Luke 00:15:06  Yeah.

Luke 00:15:06  All right. Music time then. So what are your thoughts on that?

Bob 00:17:42  I imagine it is, the tricky bits is the sweat running down my back.

Bob 00:17:49  Yeah. It was the sort of stampede for the bus was quite dramatic in real life. I don't know if you captured that. Perhaps I should have been more explicit about how, because people just absolutely scramble for the bus and it's tooth and nail, and then the tension rising with the game and the cigarettes, and then everyone just waiting at the starting line and yeah, no. Pretty good. And then also you did give it a bit of an Indian musical tent. I thought that was very clever.

Luke 00:18:29  All right. Given another story.

Bob 00:18:30  Then one time when we were in Western Samoa travelling on the road and there were these guys selling pickled sea slugs, and I thought, oh, that's interesting. I wonder what a pickled sea slug tastes like. And they were very keen for me to buy one. So I did, and I ate some of it. For the first time in my life. I was reminded of the time I was a kid in Nigeria. It must have been really young because at the time when you don't think you see something and you think, oh, I wonder what that tastes like.

Bob 00:19:03  And the thing that I had chosen to try out as a two year old, or it was a piece of rubber, but I don't know if you come across this, when rubber begins to decompose, it starts bubbling up. And this rubber had gone a bit red. So I think that was all part of the decomposition. Maybe mould or fashioned rubber in a hotter climate did that. And I ate a piece of this bit of rubber tire or something, and it didn't really like it very much. And then eating this sea slug was exactly the same taste and consistency as the old rubber. And so that was a bit of a memory flashback. I didn't eat very much of it, actually. I think it's an acquired taste.

Luke 00:19:42  So it's an interesting idea to take tastes and texture and turn them into music.

Bob 00:19:47  What does pickled sea Slug sound like? Yeah.

Luke 00:19:50  If we describe eating one, you've got this rubbery texture that breaks apart. So there's slightly acidic.

Bob 00:19:56  It wasn't acidic. They were more likely in salt brine, which is a sort of pickling.
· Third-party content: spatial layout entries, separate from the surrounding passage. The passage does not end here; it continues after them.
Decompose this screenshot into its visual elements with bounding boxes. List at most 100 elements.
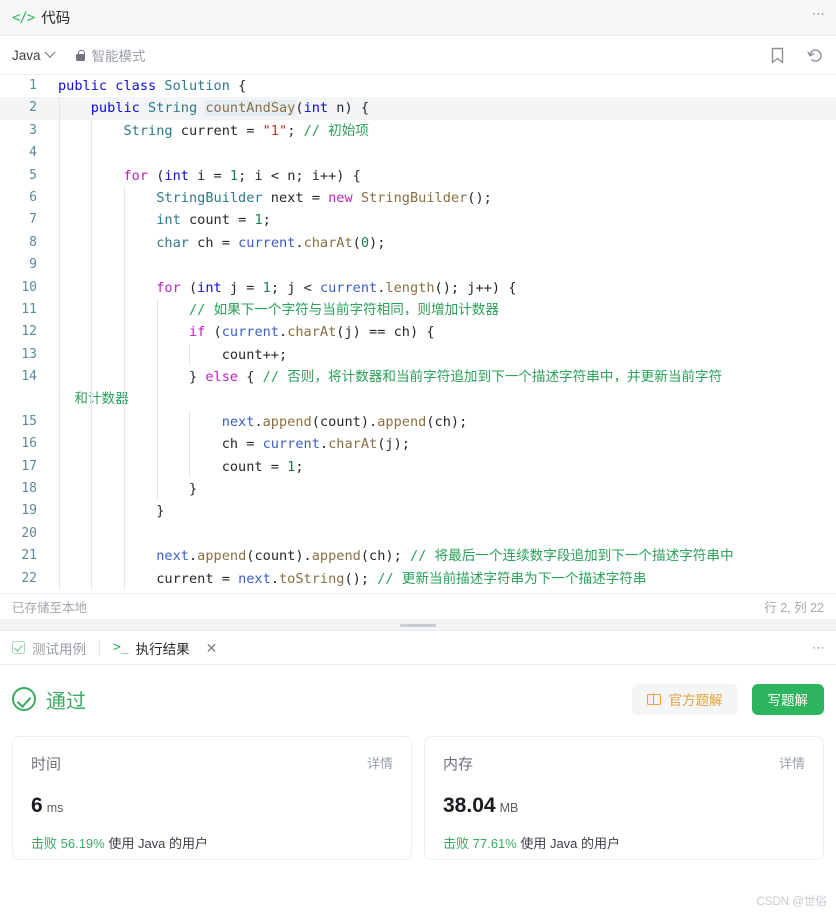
save-status: 已存储至本地 bbox=[12, 601, 88, 615]
code-editor[interactable]: 1 public class Solution {2 public String … bbox=[0, 75, 836, 593]
result-more-menu[interactable]: ⋯ bbox=[812, 641, 826, 654]
code-line[interactable]: 2 public String countAndSay(int n) { bbox=[0, 97, 836, 120]
line-number: 12 bbox=[21, 324, 37, 340]
code-line[interactable]: 1 public class Solution { bbox=[0, 75, 836, 97]
indent-guide bbox=[189, 410, 191, 434]
smart-mode-toggle[interactable]: 智能模式 bbox=[75, 45, 146, 65]
write-solution-button[interactable]: 写题解 bbox=[751, 683, 824, 715]
code-line[interactable]: 12 if (current.charAt(j) == ch) { bbox=[0, 321, 836, 344]
indent-guide bbox=[58, 522, 60, 546]
code-line[interactable]: 10 for (int j = 1; j < current.length();… bbox=[0, 276, 836, 299]
code-text: int count = 1; bbox=[156, 212, 271, 229]
code-lines[interactable]: 1 public class Solution {2 public String … bbox=[0, 75, 836, 590]
indent-guide bbox=[91, 366, 93, 411]
tab-testcase[interactable]: 测试用例 bbox=[12, 638, 86, 658]
indent-guide bbox=[91, 164, 93, 187]
reset-icon[interactable] bbox=[807, 47, 824, 64]
indent-guide bbox=[58, 321, 60, 344]
line-number: 10 bbox=[21, 279, 37, 295]
indent-guide bbox=[58, 343, 60, 367]
tab-execution-result[interactable]: >_ 执行结果 ✕ bbox=[113, 638, 217, 658]
code-text: } bbox=[188, 481, 198, 498]
line-number: 21 bbox=[21, 548, 37, 564]
code-line[interactable]: 3 String current = "1"; // 初始项 bbox=[0, 119, 836, 143]
indent-guide bbox=[58, 186, 60, 210]
verdict-actions: 官方题解 写题解 bbox=[631, 683, 824, 715]
panel-splitter[interactable] bbox=[0, 619, 836, 631]
stat-card-value: 38.04 MB bbox=[443, 794, 805, 818]
stat-value-unit: MB bbox=[499, 801, 519, 815]
header-more-menu[interactable]: ⋯ bbox=[812, 7, 826, 20]
indent-guide bbox=[123, 545, 125, 568]
page-title: </> 代码 bbox=[12, 7, 70, 28]
code-line[interactable]: 8 char ch = current.charAt(0); bbox=[0, 231, 836, 255]
stat-card-detail-link[interactable]: 详情 bbox=[367, 753, 393, 772]
book-icon bbox=[646, 693, 661, 705]
code-line[interactable]: 11 // 如果下一个字符与当前字符相同，则增加计数器 bbox=[0, 298, 836, 322]
stat-card-head: 时间 bbox=[31, 753, 393, 774]
line-number: 11 bbox=[21, 301, 37, 317]
code-line[interactable]: 5 for (int i = 1; i < n; i++) { bbox=[0, 164, 836, 187]
indent-guide bbox=[189, 455, 191, 479]
code-line[interactable]: 18 } bbox=[0, 478, 836, 501]
code-line[interactable]: 9 bbox=[0, 254, 836, 277]
indent-guide bbox=[91, 186, 93, 210]
code-line[interactable]: 6 StringBuilder next = new StringBuilder… bbox=[0, 186, 836, 210]
stat-card-detail-link[interactable]: 详情 bbox=[779, 753, 805, 772]
code-text: next.append(count).append(ch); // 将最后一个连… bbox=[156, 548, 734, 565]
indent-guide bbox=[91, 455, 93, 479]
official-solution-button[interactable]: 官方题解 bbox=[631, 683, 738, 715]
indent-guide bbox=[156, 298, 158, 322]
code-text: count++; bbox=[221, 346, 288, 363]
code-line[interactable]: 14 } else { // 否则，将计数器和当前字符追加到下一个描述字符串中，… bbox=[0, 366, 836, 411]
checkbox-icon bbox=[12, 641, 25, 654]
close-icon[interactable]: ✕ bbox=[206, 641, 218, 655]
stat-card-title: 内存 bbox=[443, 756, 474, 773]
tab-divider bbox=[99, 640, 100, 655]
code-line[interactable]: 16 ch = current.charAt(j); bbox=[0, 433, 836, 456]
lock-icon bbox=[75, 49, 85, 61]
stat-card-title: 时间 bbox=[31, 756, 62, 773]
code-line[interactable]: 20 bbox=[0, 522, 836, 546]
code-line[interactable]: 17 count = 1; bbox=[0, 455, 836, 479]
code-text: current = next.toString(); // 更新当前描述字符串为… bbox=[156, 570, 647, 587]
code-line[interactable]: 22 current = next.toString(); // 更新当前描述字… bbox=[0, 567, 836, 590]
result-panel: 通过 官方题解 写题解 时间 详情 6 ms 击败 56.19% 使用 Java 的用户… bbox=[0, 665, 836, 915]
stat-value-number: 38.04 bbox=[443, 794, 496, 817]
stat-cards: 时间 详情 6 ms 击败 56.19% 使用 Java 的用户 内存 详情 38.04 MB 击… bbox=[12, 736, 824, 860]
terminal-icon: >_ bbox=[113, 640, 129, 655]
bookmark-icon[interactable] bbox=[770, 47, 785, 64]
indent-guide bbox=[91, 500, 93, 523]
code-line[interactable]: 21 next.append(count).append(ch); // 将最后… bbox=[0, 545, 836, 568]
indent-guide bbox=[156, 410, 158, 434]
check-circle-icon bbox=[12, 687, 36, 711]
indent-guide bbox=[156, 343, 158, 367]
indent-guide bbox=[123, 254, 125, 277]
indent-guide bbox=[123, 366, 125, 411]
line-number: 8 bbox=[29, 234, 37, 250]
indent-guide bbox=[58, 478, 60, 501]
indent-guide bbox=[156, 455, 158, 479]
code-line[interactable]: 7 int count = 1; bbox=[0, 209, 836, 232]
language-selector[interactable]: Java bbox=[12, 46, 56, 63]
code-line[interactable]: 19 } bbox=[0, 500, 836, 523]
indent-guide bbox=[91, 567, 93, 590]
line-number: 20 bbox=[21, 525, 37, 541]
indent-guide bbox=[156, 366, 158, 411]
indent-guide bbox=[58, 231, 60, 255]
code-text: for (int i = 1; i < n; i++) { bbox=[123, 167, 361, 184]
beat-percent: 77.61% bbox=[472, 836, 517, 851]
editor-status-bar: 已存储至本地 行 2, 列 22 bbox=[0, 593, 836, 619]
code-line[interactable]: 15 next.append(count).append(ch); bbox=[0, 410, 836, 434]
indent-guide bbox=[58, 545, 60, 568]
indent-guide bbox=[91, 321, 93, 344]
code-line[interactable]: 13 count++; bbox=[0, 343, 836, 367]
code-text: String current = "1"; // 初始项 bbox=[123, 122, 369, 139]
indent-guide bbox=[91, 433, 93, 456]
stat-card: 内存 详情 38.04 MB 击败 77.61% 使用 Java 的用户 bbox=[424, 736, 824, 860]
stat-value-unit: ms bbox=[46, 801, 64, 815]
indent-guide bbox=[58, 97, 60, 120]
code-line[interactable]: 4 bbox=[0, 142, 836, 165]
stat-card-beats: 击败 56.19% 使用 Java 的用户 bbox=[31, 833, 393, 852]
stat-card-head: 内存 bbox=[443, 753, 805, 774]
Bob 00:20:02  But it wasn't vinegar. It's a strong taste as well. Very pungent Roquefort cheese that's been rubberized and then starts to crumble. It's been smoked for a long time. I'll get you some.

Luke 00:20:18  All right. Well, so I'm going to attempt to play a piece of music which is reflects this taste somehow. Tell you what. We play the hot and cold game. So I'm going to start playing. And then you can tell me how close I am to this experience. So hot. Close.
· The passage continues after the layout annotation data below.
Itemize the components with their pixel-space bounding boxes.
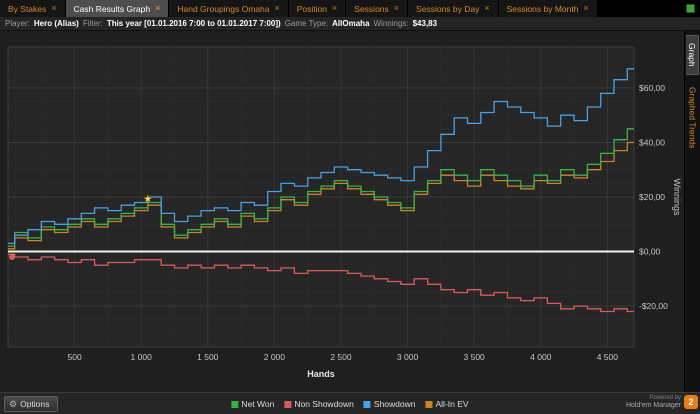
- tab-close-icon[interactable]: ×: [332, 4, 337, 13]
- tab-close-icon[interactable]: ×: [583, 4, 588, 13]
- tab-label: Hand Groupings Omaha: [177, 3, 270, 14]
- y-axis-title: Winnings: [672, 178, 682, 216]
- x-tick-label: 3 500: [464, 352, 486, 362]
- tab-close-icon[interactable]: ×: [51, 4, 56, 13]
- powered-by-label: Powered by: [649, 395, 681, 401]
- tab-close-icon[interactable]: ×: [155, 4, 160, 13]
- side-tab-graph[interactable]: Graph: [686, 35, 699, 75]
- x-tick-label: 2 500: [330, 352, 352, 362]
- dot-marker: [8, 254, 15, 260]
- options-button[interactable]: ⚙ Options: [4, 396, 59, 412]
- legend-item: Non Showdown: [284, 399, 354, 409]
- tab-bar-spacer: [598, 0, 686, 17]
- legend-swatch: [425, 400, 433, 408]
- hm2-logo: 2: [684, 395, 698, 410]
- tab-close-icon[interactable]: ×: [275, 4, 280, 13]
- tab-cash-results-graph[interactable]: Cash Results Graph ×: [65, 0, 170, 17]
- star-marker: ★: [143, 194, 153, 206]
- brand-label: Hold'em Manager: [625, 401, 681, 409]
- game-type-label: Game Type:: [284, 19, 329, 28]
- tab-label: Cash Results Graph: [73, 3, 151, 14]
- tab-label: By Stakes: [8, 3, 47, 14]
- x-tick-label: 1 000: [131, 352, 153, 362]
- tab-sessions-by-month[interactable]: Sessions by Month ×: [498, 0, 598, 17]
- powered-by-text: Powered by Hold'em Manager: [626, 395, 681, 410]
- x-tick-label: 1 500: [197, 352, 219, 362]
- y-tick-label: $0,00: [639, 247, 661, 257]
- y-tick-label: $20,00: [639, 192, 665, 202]
- y-tick-label: $40,00: [639, 137, 665, 147]
- x-tick-label: 4 000: [530, 352, 552, 362]
- side-tab-graphed-trends-label: Graphed Trends: [687, 86, 698, 149]
- filter-info-bar: Player: Hero (Alias) Filter: This year […: [0, 17, 700, 31]
- tab-label: Sessions: [354, 3, 389, 14]
- tab-label: Sessions by Month: [506, 3, 579, 14]
- side-tab-graphed-trends[interactable]: Graphed Trends: [687, 80, 699, 155]
- legend-swatch: [284, 400, 292, 408]
- legend-swatch: [231, 400, 239, 408]
- legend-label: Showdown: [373, 399, 416, 409]
- tab-bar: By Stakes × Cash Results Graph × Hand Groupi…: [0, 0, 700, 17]
- legend-label: All-In EV: [435, 399, 469, 409]
- legend-swatch: [363, 400, 371, 408]
- powered-by: Powered by Hold'em Manager 2: [626, 395, 698, 410]
- tab-position[interactable]: Position ×: [288, 0, 347, 17]
- filter-label: Filter:: [82, 19, 103, 28]
- gear-icon: ⚙: [9, 398, 18, 409]
- tab-by-stakes[interactable]: By Stakes ×: [0, 0, 66, 17]
- player-value: Hero (Alias): [33, 19, 79, 28]
- y-tick-label: $60,00: [639, 83, 665, 93]
- legend-label: Non Showdown: [294, 399, 354, 409]
- legend-item: Showdown: [363, 399, 416, 409]
- chart-area: ★ $60,00 $40,00 $20,00 $0,00 -$20,00 500 1 000 1…: [0, 31, 684, 392]
- side-tab-graph-label: Graph: [687, 43, 697, 67]
- app-window: By Stakes × Cash Results Graph × Hand Groupi…: [0, 0, 700, 414]
- x-tick-label: 4 500: [597, 352, 619, 362]
- bottom-bar: ⚙ Options Net Won Non Showdown Showdown All…: [0, 392, 700, 414]
- tab-close-icon[interactable]: ×: [484, 4, 489, 13]
- player-label: Player:: [5, 19, 30, 28]
- winnings-label: Winnings:: [373, 19, 409, 28]
- tab-sessions[interactable]: Sessions ×: [346, 0, 409, 17]
- x-tick-label: 500: [68, 352, 82, 362]
- grid-icon[interactable]: [686, 4, 695, 13]
- legend-item: Net Won: [231, 399, 274, 409]
- side-panel: Graph Graphed Trends: [684, 31, 700, 392]
- tab-close-icon[interactable]: ×: [394, 4, 399, 13]
- tab-hand-groupings-omaha[interactable]: Hand Groupings Omaha ×: [169, 0, 289, 17]
- filter-value: This year [01.01.2016 7:00 to 01.01.2017…: [106, 19, 281, 28]
- chart-legend: Net Won Non Showdown Showdown All-In EV: [231, 393, 469, 414]
- tab-label: Sessions by Day: [416, 3, 480, 14]
- results-graph[interactable]: ★ $60,00 $40,00 $20,00 $0,00 -$20,00 500 1 000 1…: [0, 31, 684, 392]
- x-axis-title: Hands: [307, 369, 335, 379]
- options-label: Options: [20, 399, 50, 409]
- legend-item: All-In EV: [425, 399, 469, 409]
- x-tick-label: 2 000: [264, 352, 286, 362]
- game-type-value: AllOmaha: [332, 19, 370, 28]
- tab-sessions-by-day[interactable]: Sessions by Day ×: [408, 0, 499, 17]
- x-tick-label: 3 000: [397, 352, 419, 362]
- legend-label: Net Won: [241, 399, 275, 409]
- y-tick-label: -$20,00: [639, 301, 668, 311]
- tab-label: Position: [296, 3, 328, 14]
- winnings-value: $43,83: [412, 19, 438, 28]
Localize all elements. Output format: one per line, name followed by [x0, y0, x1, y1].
Bob 00:20:34  Yeah. All right. More discordant.

Luke 00:20:39  More discordant.

Bob 00:20:40  Yeah. Yeah. Yeah. So it's a it's it's the. All right. The sequence is that it's a shock but it's sort of interesting and then it's overwhelming. And then you spit it out.
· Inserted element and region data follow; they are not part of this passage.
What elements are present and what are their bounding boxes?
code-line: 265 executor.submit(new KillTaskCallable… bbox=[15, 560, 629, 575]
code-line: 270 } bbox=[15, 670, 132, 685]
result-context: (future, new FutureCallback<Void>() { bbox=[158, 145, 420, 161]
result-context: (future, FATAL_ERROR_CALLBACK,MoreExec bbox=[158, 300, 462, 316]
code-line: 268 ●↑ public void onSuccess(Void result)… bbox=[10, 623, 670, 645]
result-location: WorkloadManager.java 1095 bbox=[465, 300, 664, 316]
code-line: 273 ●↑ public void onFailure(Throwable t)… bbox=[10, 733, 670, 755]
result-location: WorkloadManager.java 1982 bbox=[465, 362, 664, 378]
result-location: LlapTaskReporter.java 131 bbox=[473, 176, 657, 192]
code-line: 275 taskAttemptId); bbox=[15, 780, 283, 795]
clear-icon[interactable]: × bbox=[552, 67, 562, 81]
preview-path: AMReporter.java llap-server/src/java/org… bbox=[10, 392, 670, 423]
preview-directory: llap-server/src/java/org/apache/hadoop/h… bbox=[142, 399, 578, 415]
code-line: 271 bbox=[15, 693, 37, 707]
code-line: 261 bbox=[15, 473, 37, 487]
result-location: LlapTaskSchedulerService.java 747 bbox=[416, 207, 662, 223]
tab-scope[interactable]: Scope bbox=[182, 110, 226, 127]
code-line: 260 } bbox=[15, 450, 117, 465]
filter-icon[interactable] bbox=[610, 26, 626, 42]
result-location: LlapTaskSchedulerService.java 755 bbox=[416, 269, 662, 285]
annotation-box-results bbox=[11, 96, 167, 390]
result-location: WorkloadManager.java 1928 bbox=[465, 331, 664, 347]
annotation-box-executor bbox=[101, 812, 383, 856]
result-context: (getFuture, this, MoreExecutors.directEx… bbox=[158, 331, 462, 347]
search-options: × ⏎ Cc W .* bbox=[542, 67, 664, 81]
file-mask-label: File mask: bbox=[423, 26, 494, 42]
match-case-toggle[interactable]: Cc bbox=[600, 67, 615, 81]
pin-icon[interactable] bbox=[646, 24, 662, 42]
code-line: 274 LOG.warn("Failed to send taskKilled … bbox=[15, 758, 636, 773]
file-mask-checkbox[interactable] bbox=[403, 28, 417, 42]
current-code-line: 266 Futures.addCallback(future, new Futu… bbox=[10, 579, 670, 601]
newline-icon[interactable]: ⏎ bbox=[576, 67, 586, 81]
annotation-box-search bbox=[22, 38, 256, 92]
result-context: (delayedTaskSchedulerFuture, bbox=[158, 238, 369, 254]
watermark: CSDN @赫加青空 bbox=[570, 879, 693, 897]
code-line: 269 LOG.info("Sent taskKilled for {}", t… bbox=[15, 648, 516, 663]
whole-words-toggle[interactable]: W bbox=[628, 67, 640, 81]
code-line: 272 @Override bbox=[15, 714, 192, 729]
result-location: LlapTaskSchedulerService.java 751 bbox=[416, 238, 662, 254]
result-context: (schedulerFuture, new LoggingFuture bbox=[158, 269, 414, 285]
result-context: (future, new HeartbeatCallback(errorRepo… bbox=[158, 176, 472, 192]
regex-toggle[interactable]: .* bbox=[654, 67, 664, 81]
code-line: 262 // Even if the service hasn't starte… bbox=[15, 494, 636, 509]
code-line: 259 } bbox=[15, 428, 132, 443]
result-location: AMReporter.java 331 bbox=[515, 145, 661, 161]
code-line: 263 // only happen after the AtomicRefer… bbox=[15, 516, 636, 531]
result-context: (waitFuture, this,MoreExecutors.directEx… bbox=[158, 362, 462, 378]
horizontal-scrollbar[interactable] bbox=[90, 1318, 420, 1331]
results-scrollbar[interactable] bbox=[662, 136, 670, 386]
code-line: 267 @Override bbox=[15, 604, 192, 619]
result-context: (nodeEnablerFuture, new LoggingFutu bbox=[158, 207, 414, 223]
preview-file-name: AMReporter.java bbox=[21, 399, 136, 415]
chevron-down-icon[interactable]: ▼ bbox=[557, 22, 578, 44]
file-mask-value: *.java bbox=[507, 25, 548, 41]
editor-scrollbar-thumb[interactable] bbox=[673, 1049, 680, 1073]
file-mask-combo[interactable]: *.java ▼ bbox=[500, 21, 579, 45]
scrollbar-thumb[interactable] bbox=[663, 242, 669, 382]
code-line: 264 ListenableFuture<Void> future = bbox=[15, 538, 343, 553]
Speaker 5 00:21:28  They say that that was great.

Bob 00:21:32  Apart from the end. It's once you've chewed on it and you've got this rubbery sort of stuff in your mouth that doesn't come out all at once. It's got to be a real yeah.

Luke 00:21:41  You spit it out. But of course, the taste kind of lingers.

Bob 00:21:44  I'll have to find some pickled sea slug, and then you can chew on it and see what you think. Yeah.

Luke 00:21:52  What did you get out of this podcast?

Bob 00:21:54  I thought it's very interesting that discussion around how you describe food and turn that into music, or the engines and the fact that you interpreted things in the story that I hadn't actually said that because of the music I remembered as being part of the story. So things like the sweat trickling down my back, I didn't particularly remember that in the story, but because you'd put something like that into the music I did, or the mushroom picking elements of that that I hadn't thought about, like the atmosphere of early morning New Orleans in terms of the humidity and so on. Yes, I was.

Luke 00:22:33  Making that up, just adding bits of atmosphere, which are just a guesses. Really. Yeah. But, all right. Well, thanks very much, dad. It's been very insightful. It's a pleasure.

Bob 00:22:43  So do I get my fee now or do I have to invoice?

Luke 00:22:45  Just invoice.

Bob 00:22:46  It. Okay. All right. Thank you.